Texas’ third largest city has taken the dubious honor of the nation’s highest crime rate among million-resident U.S. cities, news that’s already well known among San Antonio’s security integrators.
Based on an analysis of population growth and crime numbers released by the Texas Department of Public Safety, Dallas will drop to the No. 2 spot, and Houston will rank third, the Dallas Morning News reports.
According to statistics reported to the state, San Antonio has 79 crimes per 1,000 residents, which equates to a 17 percent crime rate. It’s a city known more for crimes against property than people.
The city is 1.5 times above the national average in property crime, which has triggered a slew of security upgrades, Mike Garcia, senior vice president of sales and marketing with MDI Security Systems tells SECURITY SALES & INTEGRATION.
“The biggest growth sector in that market is unified security systems where the security manager can get an alarm and have video to validate that alarm and control access from a central point of command and control,” Garcia says. “If you have access control combined with alarm management and video surveillance, you have three different layers of security in one system than can prevent, detect and respond.”
Garcia has seen his company’s return on investment (ROI) grow, as more corporations and businesses choose systems that alert users when something is wrong rather than just providing monitoring.
Typically, Garcia’s corporate clients are upgrading three- to four-year-old systems by adding video analytics and IP video surveillance with alerts that arrive in real time to a central monitoring area.
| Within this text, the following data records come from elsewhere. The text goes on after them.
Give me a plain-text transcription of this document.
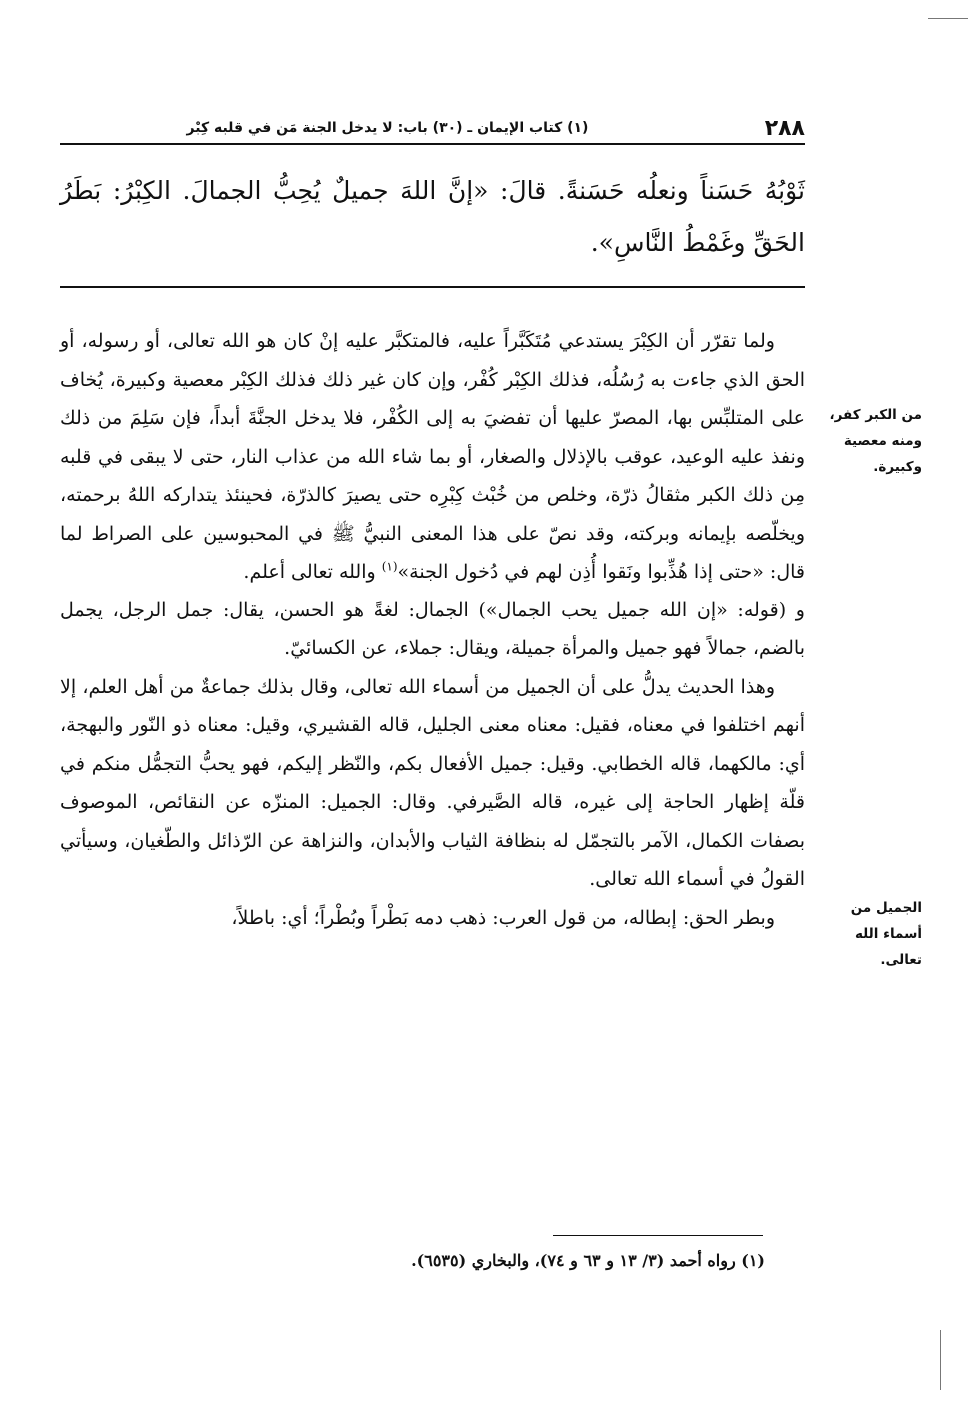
٢٨٨
(١) كتاب الإيمان ـ (٣٠) باب: لا يدخل الجنة مَن في قلبه كِبْر
ثَوْبُهُ حَسَناً ونعلُه حَسَنةً. قالَ: «إنَّ اللهَ جميلٌ يُحِبُّ الجمالَ. الكِبْرُ: بَطَرُ الحَقِّ وغَمْطُ النَّاسِ».

ولما تقرّر أن الكِبْرَ يستدعي مُتَكَبَّراً عليه، فالمتكبَّر عليه إنْ كان هو الله تعالى، أو رسوله، أو الحق الذي جاءت به رُسُلُه، فذلك الكِبْر كُفْر، وإن كان غير ذلك فذلك الكِبْر معصية وكبيرة، يُخاف على المتلبِّس بها، المصرّ عليها أن تفضيَ به إلى الكُفْر، فلا يدخل الجنَّةَ أبداً، فإن سَلِمَ من ذلك ونفذ عليه الوعيد، عوقب بالإذلال والصغار، أو بما شاء الله من عذاب النار، حتى لا يبقى في قلبه مِن ذلك الكبر مثقالُ ذرّة، وخلص من خُبْث كِبْرِه حتى يصيرَ كالذرّة، فحينئذ يتداركه اللهُ برحمته، ويخلّصه بإيمانه وبركته، وقد نصّ على هذا المعنى النبيُّ ﷺ في المحبوسين على الصراط لما قال: «حتى إذا هُذِّبوا ونَقوا أُذِن لهم في دُخول الجنة»$^{(١)}$ والله تعالى أعلم.

و (قوله: «إن الله جميل يحب الجمال») الجمال: لغةً هو الحسن، يقال: جمل الرجل، يجمل بالضم، جمالاً فهو جميل والمرأة جميلة، ويقال: جملاء، عن الكسائيّ.

وهذا الحديث يدلُّ على أن الجميل من أسماء الله تعالى، وقال بذلك جماعةٌ من أهل العلم، إلا أنهم اختلفوا في معناه، فقيل: معناه معنى الجليل، قاله القشيري، وقيل: معناه ذو النّور والبهجة، أي: مالكهما، قاله الخطابي. وقيل: جميل الأفعال بكم، والنّظر إليكم، فهو يحبُّ التجمُّل منكم في قلّة إظهار الحاجة إلى غيره، قاله الصَّيرفي. وقال: الجميل: المنزّه عن النقائص، الموصوف بصفات الكمال، الآمر بالتجمّل له بنظافة الثياب والأبدان، والنزاهة عن الرّذائل والطّغيان، وسيأتي القولُ في أسماء الله تعالى.

وبطر الحق: إبطاله، من قول العرب: ذهب دمه بَطْراً وبُطْراً؛ أي: باطلاً،

من الكبر كفر، ومنه معصية وكبيرة.
الجميل من أسماء الله تعالى.
(١) رواه أحمد (٣/ ١٣ و ٦٣ و ٧٤)، والبخاري (٦٥٣٥).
Small-business clients are adding NVR-based IP video surveillance they can access from a home computer. And franchise restaurants are installing systems to deter employee theft.
“When its property crime, security is an immediate answer to the problem,” Garcia adds. “You want to make it hard for the people committing those crimes to choose you as a target. The more layers of security you have in your organization, the more hardened your organization becomes.”
San Antonio’s rise up the crime-rate ladder is due to an unemployment rate that is higher than the national average, the economic downturn and wages that are lower than the national average, according to Garcia.